The government, planning commission and Reserve Bank of India has been playing role of arm chair consultant on financial inclusion. There is an urgent need for one of these institutions to take the lead in setting-up Information technology framework which may support a low-cost business model to make financial inclusion viable.

Reserve Bank of India may keep pushing banks to implement financial inclusion. Basically, financial inclusion is not about business model, it is about technology innovation to support low-cost banking with given infrastructure (network, electricity, connectivity). Therefore, it would be ideal if Reserve Bank of India can ask a imminent technical person (or a company) to work with IRDBT and create technology infrastructure which can work seamlessly with UID and Mobile Number. I am sure Reserve Bank of India has excellent people to dedicate for this initiative and it may choose a person from Industry (RBI may check availability of Nandan Nilekani before searching further)

The requirement is to develop a technology-cum-process framework to create a value proposition and ask banks to follow it. If a bank innovates further, so far so good, however I feel strongly that regulator and government has no choice but to invest money and resources to create a viable technical infrastructure if they are really serious about financial inclusion.

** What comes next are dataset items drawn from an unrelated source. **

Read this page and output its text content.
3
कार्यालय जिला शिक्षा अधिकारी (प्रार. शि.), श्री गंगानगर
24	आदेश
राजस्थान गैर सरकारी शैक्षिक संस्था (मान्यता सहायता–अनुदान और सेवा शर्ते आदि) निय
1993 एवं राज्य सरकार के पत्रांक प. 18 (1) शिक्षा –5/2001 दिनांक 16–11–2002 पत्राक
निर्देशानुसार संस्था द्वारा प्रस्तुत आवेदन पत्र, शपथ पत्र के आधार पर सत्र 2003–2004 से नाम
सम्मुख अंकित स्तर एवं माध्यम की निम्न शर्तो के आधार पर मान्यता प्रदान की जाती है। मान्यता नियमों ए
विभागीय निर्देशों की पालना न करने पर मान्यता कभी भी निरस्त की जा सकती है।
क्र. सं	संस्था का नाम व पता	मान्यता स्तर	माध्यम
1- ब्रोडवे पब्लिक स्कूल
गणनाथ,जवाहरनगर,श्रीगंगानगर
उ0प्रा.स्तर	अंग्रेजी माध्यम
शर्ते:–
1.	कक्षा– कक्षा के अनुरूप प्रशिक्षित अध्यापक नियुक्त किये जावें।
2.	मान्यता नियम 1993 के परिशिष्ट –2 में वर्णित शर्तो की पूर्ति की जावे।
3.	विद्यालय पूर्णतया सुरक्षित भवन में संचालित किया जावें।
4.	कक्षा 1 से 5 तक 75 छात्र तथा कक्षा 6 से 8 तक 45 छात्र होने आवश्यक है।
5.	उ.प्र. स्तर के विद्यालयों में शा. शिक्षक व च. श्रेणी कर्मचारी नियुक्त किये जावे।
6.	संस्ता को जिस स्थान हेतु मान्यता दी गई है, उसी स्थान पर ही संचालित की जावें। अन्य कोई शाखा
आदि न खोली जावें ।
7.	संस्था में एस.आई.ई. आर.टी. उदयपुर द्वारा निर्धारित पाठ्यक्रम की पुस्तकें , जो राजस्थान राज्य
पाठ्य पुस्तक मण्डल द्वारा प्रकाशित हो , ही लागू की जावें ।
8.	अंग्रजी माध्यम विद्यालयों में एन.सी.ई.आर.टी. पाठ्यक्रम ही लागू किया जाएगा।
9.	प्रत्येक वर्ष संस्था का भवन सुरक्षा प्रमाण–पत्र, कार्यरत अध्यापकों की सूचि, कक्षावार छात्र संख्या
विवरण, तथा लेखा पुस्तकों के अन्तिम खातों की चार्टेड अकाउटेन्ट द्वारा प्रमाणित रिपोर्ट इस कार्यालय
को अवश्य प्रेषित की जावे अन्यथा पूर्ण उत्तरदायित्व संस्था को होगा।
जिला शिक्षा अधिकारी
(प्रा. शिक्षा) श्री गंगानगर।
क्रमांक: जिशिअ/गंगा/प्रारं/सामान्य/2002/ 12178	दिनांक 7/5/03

Once this infrastructure is created and signed-off by all stakeholders, I guess banks will follow this business model. Reserve bank of India should remember that financial inclusion is agenda of Union Government because it is committed to include everybody on growth path (why it didn't wake-up earlier which is another question for another day. Even if India was growing at 5%, a poor man needed prompt credit) .

Banks have a simple mandate: Accept deposits and provide loans and banks will follow it wherever it makes business sense. I do not think I, as a shareholder will like my bank to invest INR 3000-4000 crores per year on financial inclusion and wait for returns.

Financial inclusion also means that Reserve Bank of India will need to increase its presence and reach beyond state capitals to ensure financial inclusion is happening under the regulatory umbrella of banking act and RBI act.

1 comment:

Dhruv said...

What about the role of planning commission? In my opinion, a dedicated body with inputs to all stakeholders would work. A well chartered body with eminent persons from all areas - law, finance, social activist, technology, administration.